Day Trade vs. Swing Trade: Diferenças cruciais na tributação
A Receita Federal separa quem investe de quem especula.
| Característica | Swing Trade (Comum) | Day Trade (Mesmo dia) |
| Definição | Compra em um dia, venda em outro. | Compra e venda no mesmo dia. |
| Alíquota de IR | 15% sobre o lucro. | 20% sobre o lucro. |
| Isenção de R$ 20k | Sim, existe. | Não existe. R$ 1,00 de lucro já paga IR. |
| Dedução de prejuízo | Só compensa prejuízo de Swing Trade. | Só compensa prejuízo de Day Trade. |
Compensação de prejuízos: Como pagar menos imposto legalmente
Se você teve prejuízo em alguns meses de 2025, a Receita permite que você use esse valor para “abater” o lucro de meses futuros. Por exemplo, se você perdeu R$ 2.000,00 em Janeiro e ganhou R$ 5.000,00 em Fevereiro, você só pagará imposto sobre R$ 3.000,00.
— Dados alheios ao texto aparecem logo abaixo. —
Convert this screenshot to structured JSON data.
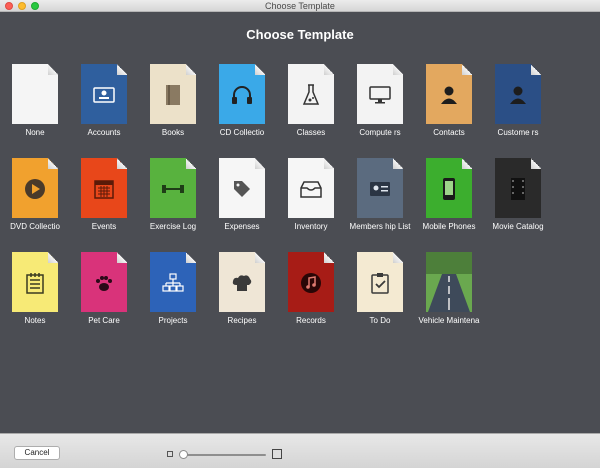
{
  "window": {
    "title": "Choose Template"
  },
  "heading": "Choose Template",
  "templates": [
    {
      "label": "None",
      "icon": "blank-doc-icon",
      "color": "#f5f5f5"
    },
    {
      "label": "Accounts",
      "icon": "id-card-icon",
      "color": "#2f5f9e"
    },
    {
      "label": "Books",
      "icon": "book-icon",
      "color": "#ece1c9"
    },
    {
      "label": "CD Collectio",
      "icon": "headphones-icon",
      "color": "#3aa9e8"
    },
    {
      "label": "Classes",
      "icon": "flask-icon",
      "color": "#f3f3f3"
    },
    {
      "label": "Compute rs",
      "icon": "monitor-icon",
      "color": "#f3f3f3"
    },
    {
      "label": "Contacts",
      "icon": "person-icon",
      "color": "#e3a85f"
    },
    {
      "label": "Custome rs",
      "icon": "person-icon",
      "color": "#2b4f86"
    },
    {
      "label": "DVD Collectio",
      "icon": "play-icon",
      "color": "#f1a12e"
    },
    {
      "label": "Events",
      "icon": "calendar-icon",
      "color": "#e8471a"
    },
    {
      "label": "Exercise Log",
      "icon": "dumbbell-icon",
      "color": "#58b23e"
    },
    {
      "label": "Expenses",
      "icon": "tag-icon",
      "color": "#f6f6f6"
    },
    {
      "label": "Inventory",
      "icon": "tray-icon",
      "color": "#f6f6f6"
    },
    {
      "label": "Members hip List",
      "icon": "member-card-icon",
      "color": "#5b6b7f"
    },
    {
      "label": "Mobile Phones",
      "icon": "phone-icon",
      "color": "#3cae2e"
    },
    {
      "label": "Movie Catalog",
      "icon": "film-icon",
      "color": "#2a2a2a"
    },
    {
      "label": "Notes",
      "icon": "notepad-icon",
      "color": "#f7ea76"
    },
    {
      "label": "Pet Care",
      "icon": "paw-icon",
      "color": "#d9337a"
    },
    {
      "label": "Projects",
      "icon": "org-chart-icon",
      "color": "#2d63b8"
    },
    {
      "label": "Recipes",
      "icon": "chef-hat-icon",
      "color": "#efe6d6"
    },
    {
      "label": "Records",
      "icon": "music-note-icon",
      "color": "#a71c16"
    },
    {
      "label": "To Do",
      "icon": "checklist-icon",
      "color": "#f4ead2"
    },
    {
      "label": "Vehicle Maintena",
      "icon": "road-icon",
      "color": "#5f9a4a"
    }
  ],
  "footer": {
    "cancel_label": "Cancel"
  },
  "zoom_slider": {
    "value": 0
  }
}
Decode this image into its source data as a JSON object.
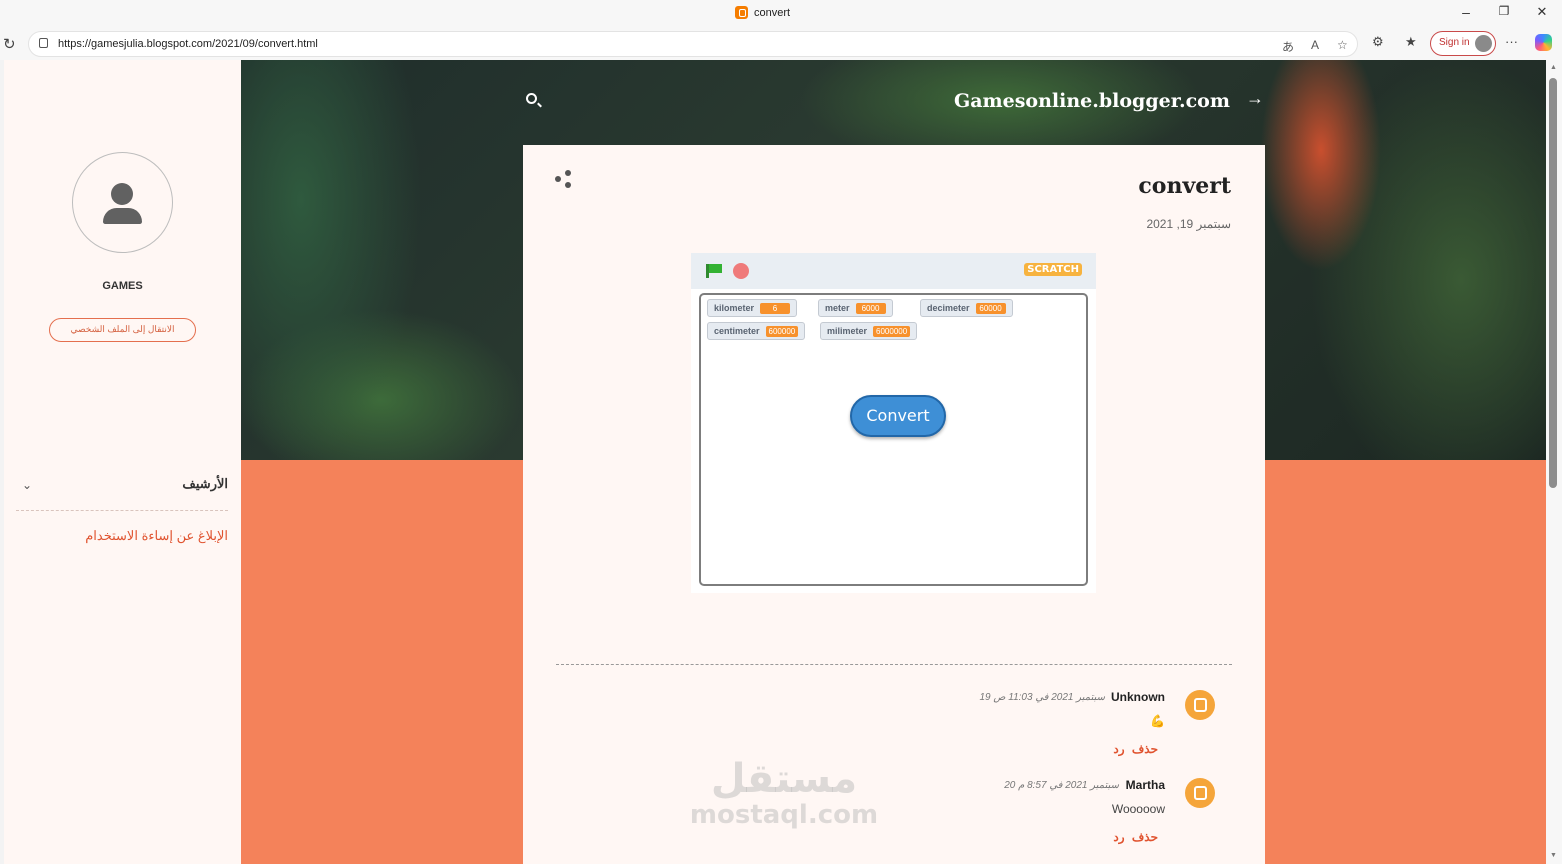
{
  "browser": {
    "tab_title": "convert",
    "url": "https://gamesjulia.blogspot.com/2021/09/convert.html",
    "sign_in": "Sign in",
    "minimize": "–",
    "restore": "❐",
    "close": "✕"
  },
  "blog": {
    "header_title": "Gamesonline.blogger.com"
  },
  "sidebar": {
    "profile_name": "GAMES",
    "profile_button": "الانتقال إلى الملف الشخصي",
    "archive_label": "الأرشيف",
    "report_link": "الإبلاغ عن إساءة الاستخدام"
  },
  "post": {
    "title": "convert",
    "date": "سبتمبر 19, 2021"
  },
  "scratch": {
    "logo": "SCRATCH",
    "button_label": "Convert",
    "monitors": [
      {
        "label": "kilometer",
        "value": "6"
      },
      {
        "label": "meter",
        "value": "6000"
      },
      {
        "label": "decimeter",
        "value": "60000"
      },
      {
        "label": "centimeter",
        "value": "600000"
      },
      {
        "label": "milimeter",
        "value": "6000000"
      }
    ]
  },
  "comments": [
    {
      "author": "Unknown",
      "date": "19 سبتمبر 2021 في 11:03 ص",
      "body": "💪",
      "reply": "رد",
      "delete": "حذف"
    },
    {
      "author": "Martha",
      "date": "20 سبتمبر 2021 في 8:57 م",
      "body": "Wooooow",
      "reply": "رد",
      "delete": "حذف"
    }
  ],
  "watermark": {
    "arabic": "مستقل",
    "latin": "mostaql.com"
  },
  "colors": {
    "accent": "#e0532f",
    "page_bg": "#f4825a",
    "card_bg": "#fff7f4"
  }
}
Para que isso funcione, você deve informar os valores negativos (prejuízos) com um sinal de menos (–) na ficha de Renda Variável. O programa transportará o prejuízo para o mês seguinte automaticamente. Atenção: Se você não declarar seus prejuízos, não poderá usá-los para abater lucros futuros.
Bonificações, desdobramentos (splits) e grupamentos (inplits)

As empresas mudam de estrutura frequentemente, e você precisa ajustar sua ficha de Bens e Direitos para não cair na malha fina.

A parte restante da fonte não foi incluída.